Der Nachweis einer positiven Energiebilanz in der Praxis soll in der Forschungsanlage „AlgoSolis“ in Saint-Nazaire erbracht werden. Die Anlage wurde am 25. Juni 2015 durch das Institut für Verfahrenstechnik, Umwelt und Nahrungsmittel (Gepea), das zur Universität von Nantes und dem französischen Zentrum für wissenschaftliche Forschung (CNRS) gehört, in Betrieb genommen. Dort sollen zudem für verschiedene Anwendungsfelder neue Arten von Mikroalgen identifiziert und verwertet werden.
Die meisten Experten halten auch in den nächsten zehn Jahren Biokraftstoffe aus Algen nur dann wirtschaftlich herstellbar, wenn die Algen größtenteils für höherwertige Produkte eingesetzt und nur die Reststoffe zur Energieerzeugung genutzt werden. Bei der energetischen Nutzung von Algen geht der Trend somit klar weg von alleinstehenden Anlagen hin zu Bioraffinerien, bei denen Biokraftstoffe zu den Endprodukten zählen können. Die erste großtechnische Bioraffinerie auf dem europäischen Festland wird derzeit im Rahmen des Projekts „D-Factory“ entwickelt. Innerhalb der nächsten zwei Jahre soll eine Demonstrationsanlage gebaut werden, die CO2 aus einem benachbarten Kraftwerk zur Algenproduktion nutzt und aus den Algen unter anderem auch Glycerin zur Biokraftstoffproduktion erzeugen will.

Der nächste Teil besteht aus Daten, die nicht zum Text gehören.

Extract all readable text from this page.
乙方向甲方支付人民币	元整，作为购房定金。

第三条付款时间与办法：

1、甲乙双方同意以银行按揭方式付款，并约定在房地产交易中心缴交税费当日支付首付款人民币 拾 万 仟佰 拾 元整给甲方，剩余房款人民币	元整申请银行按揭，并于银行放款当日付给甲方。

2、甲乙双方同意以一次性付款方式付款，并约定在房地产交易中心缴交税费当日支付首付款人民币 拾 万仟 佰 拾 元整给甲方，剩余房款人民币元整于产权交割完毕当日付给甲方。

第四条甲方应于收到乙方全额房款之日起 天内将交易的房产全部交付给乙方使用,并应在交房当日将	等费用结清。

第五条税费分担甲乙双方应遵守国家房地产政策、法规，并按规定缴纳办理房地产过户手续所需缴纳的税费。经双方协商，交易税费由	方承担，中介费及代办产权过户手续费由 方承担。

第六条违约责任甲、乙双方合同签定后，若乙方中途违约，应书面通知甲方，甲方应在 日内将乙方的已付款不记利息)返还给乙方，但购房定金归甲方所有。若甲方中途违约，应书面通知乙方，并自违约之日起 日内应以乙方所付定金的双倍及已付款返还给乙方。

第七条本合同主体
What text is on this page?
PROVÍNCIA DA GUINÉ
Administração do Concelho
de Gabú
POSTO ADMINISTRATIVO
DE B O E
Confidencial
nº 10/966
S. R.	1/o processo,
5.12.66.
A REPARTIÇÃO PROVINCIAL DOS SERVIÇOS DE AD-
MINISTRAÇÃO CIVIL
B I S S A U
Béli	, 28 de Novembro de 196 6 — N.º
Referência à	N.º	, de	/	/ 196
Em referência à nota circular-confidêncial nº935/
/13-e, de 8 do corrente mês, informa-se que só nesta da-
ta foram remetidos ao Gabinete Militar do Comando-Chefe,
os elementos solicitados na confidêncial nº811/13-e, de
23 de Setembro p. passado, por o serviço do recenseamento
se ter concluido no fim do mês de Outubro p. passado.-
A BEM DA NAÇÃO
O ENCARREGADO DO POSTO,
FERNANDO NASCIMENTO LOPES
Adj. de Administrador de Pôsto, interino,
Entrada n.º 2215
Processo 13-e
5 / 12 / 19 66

Ein anderer Ansatzpunkt zur Energieproduktion aus Algen besteht darin, die Energieerzeugung mit anderen Wettschöpfungsprozessen zu verbinden. Ein Beispiel dafür ist das Forschungsprojekt „All-gas“, bei dem die Abwasserreinigung mit der Herstellung von Biomethan verknüpft wird. Ziel des von dem spanischen Wasserversorger FCC Aqualia koordinierten Projekts ist die Errichtung einer Demonstrationsanlage zur Algenkultivierung auf zehn Hektar mit einer jährlichen Produktionskapazität von insgesamt 900 Tonnen.
Seit September 2014 befindet sich in der Nähe einer Kläranlage im südspanischen Chiclana de la Fronteira eine Prototyp-Anlage mit einem 0,1 Hektar großen offenen Becken in Betrieb. Daneben wird noch in diesem Monat der Bau der Demonstrationsanlage beginnen, die im Juni 2016 fertig gestellt werden soll. Neben dem Biomethan fallen dann auch Dünger, Lipide und Abwärme an, die zusätzlich vermarktet werden können, um die Kosten weiter zu senken. Das Projekt wird im Rahmen des EU FP7 Programms mit 7,1 Mio. € kofinanziert.